Mais certains éléments manquent, dans mon corpus de sources, pour dresser un tableau exhaustif de l’évolution des sensibilités sur le thème. Ainsi, après la loi de 1980 relative à « la répression du viol et de certains attentats aux mœurs », le prononcé de peines de 10 à 15 ans de réclusion criminelle est assez courant. Mais parfois sont prononcés des acquittements ou des sursis. Et j’ignore pourquoi : les audiences des jurys se déroulent oralement ; le secret de l’audience est respecté ; les délibérés des jurés ne sont pas consignés. Donc, quoique parfois les dossiers se ressemblent, avec des viols qui se répètent durant plusieurs années, je n’ai pas moyen de comprendre pour quelles raisons, dans certains cas, des jurys acquittent et d’autres prononcent de longues peines de réclusion.

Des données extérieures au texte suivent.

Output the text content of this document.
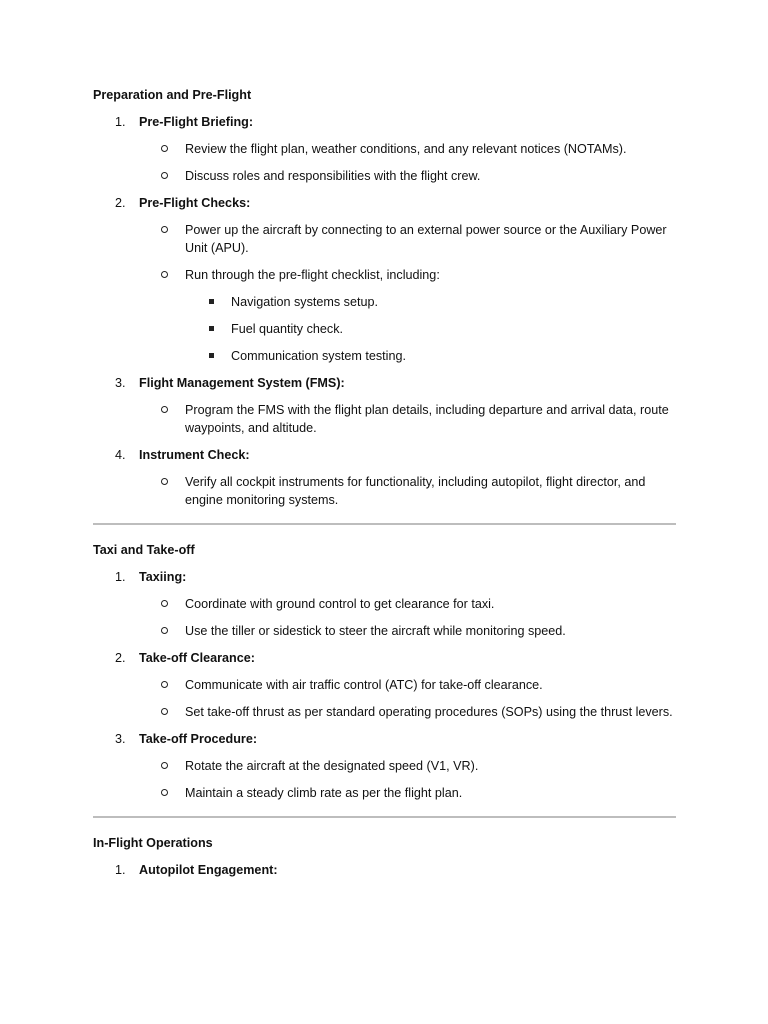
Preparation and Pre-Flight
1. Pre-Flight Briefing:
Review the flight plan, weather conditions, and any relevant notices (NOTAMs).
Discuss roles and responsibilities with the flight crew.
2. Pre-Flight Checks:
Power up the aircraft by connecting to an external power source or the Auxiliary Power Unit (APU).
Run through the pre-flight checklist, including:
Navigation systems setup.
Fuel quantity check.
Communication system testing.
3. Flight Management System (FMS):
Program the FMS with the flight plan details, including departure and arrival data, route waypoints, and altitude.
4. Instrument Check:
Verify all cockpit instruments for functionality, including autopilot, flight director, and engine monitoring systems.
Taxi and Take-off
1. Taxiing:
Coordinate with ground control to get clearance for taxi.
Use the tiller or sidestick to steer the aircraft while monitoring speed.
2. Take-off Clearance:
Communicate with air traffic control (ATC) for take-off clearance.
Set take-off thrust as per standard operating procedures (SOPs) using the thrust levers.
3. Take-off Procedure:
Rotate the aircraft at the designated speed (V1, VR).
Maintain a steady climb rate as per the flight plan.
In-Flight Operations
1. Autopilot Engagement:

Je relève aussi, après 1985, une évolution plutôt positive. Une première femme ose évoquer l’inceste dont elle a été victime à la télévision française, en 1986, à visage découvert : Eva Thomas. La journaliste et réalisatrice Mireille Dumas aborde ouvertement le sujet de l’inceste dans ses émissions télévisées. Parfois, en regardant l’émission, des fillettes réalisent ce qu’elles vivent et en parlent à leurs mères, qui peuvent porter plainte. Certes, ce sont des initiatives individuelles, mais qui font « bouger les choses », doucement mais petit à petit, dans la seconde moitié des années 1980.